### Pre procesamiento

In [1]:
import json
import pandas as pd
import matplotlib.pyplot as plt
from collections import Counter
import nltk
nltk.download('stopwords')
from nltk.corpus import stopwords
import regex as re


import os
def get_hashtags_text(x):
    if pd.notna(x) and 'hashtags' in x and x['hashtags']:
        hashtags = x['hashtags']
        hashtags_text = [ht['text'] for ht in hashtags]
        return hashtags_text
    else:
        return None

def get_urls(x):
    if pd.notna(x) and 'urls' in x and x['urls']:
        return True
    return False


def get_user_location(x):
    if pd.notna(x) and 'location' in x:
        return x['location']
    else:
        return None


def load_json(file_path):
    df_new = pd.DataFrame()

    try:
        # Leer el archivo JSON línea por línea y cargar los datos en una lista
        datos_json = []
        with open(file_path, "r", encoding="utf-8") as f:
            for line in f:
                data = json.loads(line)
                if 'retweeted_status' in data and data['retweeted_status'] != None:
                    data = data['retweeted_status']
                datos_json.append(data)

        df = pd.DataFrame(datos_json)

        df_new['id'] = df['id']
        df_new['lang'] = df['lang']
        df_new['text'] = df['text']
        df_new['favorite_count'] = df['favorite_count']
        df_new['retweet_count'] = df['retweet_count']
        df_new['possibly_sensitive'] = df['possibly_sensitive']
        df_new['created_at'] = df['created_at']
        df_new['is_quote_status'] = df['is_quote_status']
        df_new['entities_hashtags_text'] = df['entities'].apply(get_hashtags_text)
        df_new['entities_urls'] = df['entities'].apply(get_urls)
        df_new['user_location'] = df['user'].apply(get_user_location)
        
        # Asignar 0 a las columnas 'reply_count' y 'quote_count' si no existen
        df_new['reply_count'] = df.get('reply_count', 0)
        df_new['quote_count'] = df.get('quote_count', 0)
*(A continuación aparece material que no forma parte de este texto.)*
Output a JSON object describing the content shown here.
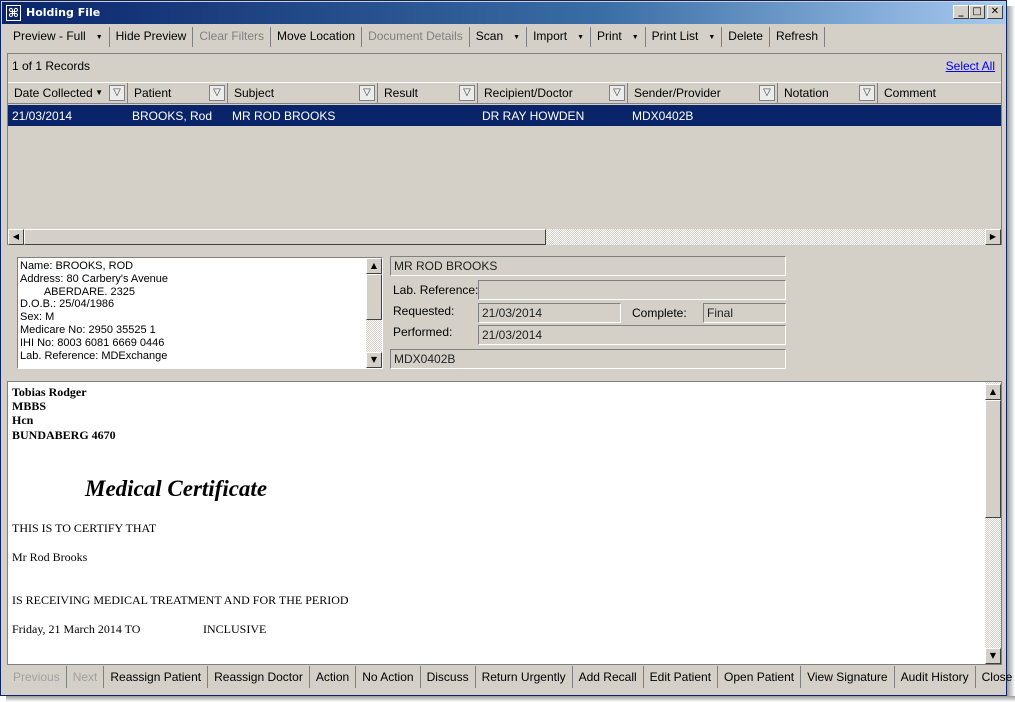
{
  "window": {
    "title": "Holding File",
    "app_icon": "bookmark-icon"
  },
  "toolbar": {
    "items": [
      "Preview - Full",
      "Hide Preview",
      "Clear Filters",
      "Move Location",
      "Document Details",
      "Scan",
      "Import",
      "Print",
      "Print List",
      "Delete",
      "Refresh"
    ]
  },
  "list": {
    "record_count": "1 of 1 Records",
    "select_all": "Select All",
    "columns": [
      "Date Collected",
      "Patient",
      "Subject",
      "Result",
      "Recipient/Doctor",
      "Sender/Provider",
      "Notation",
      "Comment"
    ],
    "rows": [
      {
        "date": "21/03/2014",
        "patient": "BROOKS, Rod",
        "subject": "MR ROD BROOKS",
        "result": "",
        "recipient": "DR RAY HOWDEN",
        "sender": "MDX0402B",
        "notation": "",
        "comment": ""
      }
    ]
  },
  "details": {
    "text": "Name: BROOKS, ROD\nAddress: 80 Carbery's Avenue\n        ABERDARE. 2325\nD.O.B.: 25/04/1986\nSex: M\nMedicare No: 2950 35525 1\nIHI No: 8003 6081 6669 0446\nLab. Reference: MDExchange"
  },
  "form": {
    "subject": "MR ROD BROOKS",
    "lab_ref_label": "Lab. Reference:",
    "lab_ref_value": "",
    "requested_label": "Requested:",
    "requested_value": "21/03/2014",
    "complete_label": "Complete:",
    "complete_value": "Final",
    "performed_label": "Performed:",
    "performed_value": "21/03/2014",
    "sender": "MDX0402B"
  },
  "document": {
    "doctor_name": "Tobias Rodger",
    "qualification": "MBBS",
    "suburb": "Hcn",
    "city": "BUNDABERG  4670",
    "heading": "Medical Certificate",
    "line1": "THIS IS TO CERTIFY THAT",
    "patient": "Mr Rod Brooks",
    "line2": "IS RECEIVING MEDICAL TREATMENT AND FOR THE PERIOD",
    "period_date": "Friday, 21 March 2014  TO",
    "inclusive": "INCLUSIVE"
  },
  "bottom": {
    "items": [
      "Previous",
      "Next",
      "Reassign Patient",
      "Reassign Doctor",
      "Action",
      "No Action",
      "Discuss",
      "Return Urgently",
      "Add Recall",
      "Edit Patient",
      "Open Patient",
      "View Signature",
      "Audit History",
      "Close"
    ]
  }
}
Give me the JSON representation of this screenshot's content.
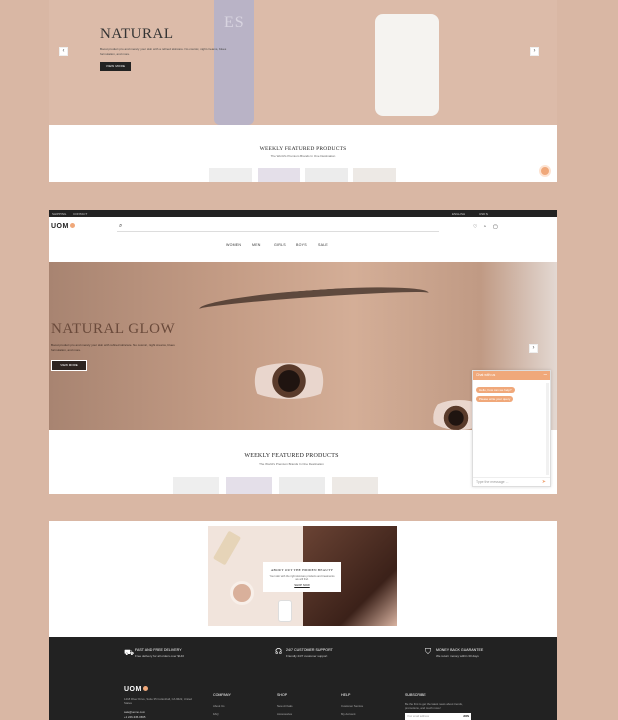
{
  "panel1": {
    "hero_title": "NATURAL",
    "hero_text": "Boost product pro and merely your skin with a refined skincare. No cosmic, night creams, blues formulation, and more.",
    "hero_button": "VIEW MORE",
    "bottle_logo": "ES",
    "featured_title": "WEEKLY FEATURED PRODUCTS",
    "featured_subtitle": "The World's Premium Brands In One Destination"
  },
  "panel2": {
    "topbar_left": [
      "SHIPPING",
      "CONTACT"
    ],
    "topbar_right": [
      "ENGLISH",
      "USD $"
    ],
    "logo_text": "UOM",
    "menu": [
      "WOMEN",
      "MEN",
      "GIRLS",
      "BOYS",
      "SALE"
    ],
    "hero_title": "NATURAL GLOW",
    "hero_text": "Boost product pro and merely your skin with refined skincare. No cosmic, night creams, blues formulation, and more.",
    "hero_button": "VIEW MORE",
    "featured_title": "WEEKLY FEATURED PRODUCTS",
    "featured_subtitle": "The World's Premium Brands In One Destination"
  },
  "chat": {
    "header": "Chat with us",
    "messages": [
      "Hello, how can we help?",
      "Please write your query"
    ],
    "input_placeholder": "Type the message ..."
  },
  "panel3": {
    "promo_title": "ABOUT OUT THE HIDDEN BEAUTY",
    "promo_text": "Your skin with the right skincare products and treatments we will find.",
    "promo_link": "SHOP NOW"
  },
  "footer": {
    "features": [
      {
        "title": "FAST AND FREE DELIVERY",
        "text": "Free delivery for all orders over $140"
      },
      {
        "title": "24/7 CUSTOMER SUPPORT",
        "text": "Friendly 24/7 customer support"
      },
      {
        "title": "MONEY BACK GUARANTEE",
        "text": "We return money within 30 days"
      }
    ],
    "logo_text": "UOM",
    "address": "1418 River Drive, Suite 35 Cottonhall, CA 9622, United States",
    "email": "sale@uomo.com",
    "phone": "+1 246-345-0695",
    "columns": [
      {
        "title": "COMPANY",
        "items": [
          "About Us",
          "FAQ"
        ]
      },
      {
        "title": "SHOP",
        "items": [
          "New Arrivals",
          "Accessories"
        ]
      },
      {
        "title": "HELP",
        "items": [
          "Customer Service",
          "My Account"
        ]
      }
    ],
    "subscribe_title": "SUBSCRIBE",
    "subscribe_text": "Be the first to get the latest news about trends, promotions, and much more!",
    "subscribe_placeholder": "Your email address",
    "subscribe_button": "JOIN"
  },
  "colors": {
    "accent": "#f0a87a",
    "dark": "#222222",
    "page_bg": "#d9b7a4"
  }
}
        # Verificar si hay al menos una imagen en el JSON
        has_image = []
        for i in range(len(df)):
            try:
                extended_entities = df['extended_entities'][i]
                if 'media' in extended_entities and len(extended_entities['media']) > 0:
                    has_image.append(True)
                else:
                    has_image.append(False)
            except (KeyError, TypeError):
                has_image.append(False)

        df_new['has_image'] = has_image

    except Exception as e:
        print(f'Se produjo una excepción: {e}')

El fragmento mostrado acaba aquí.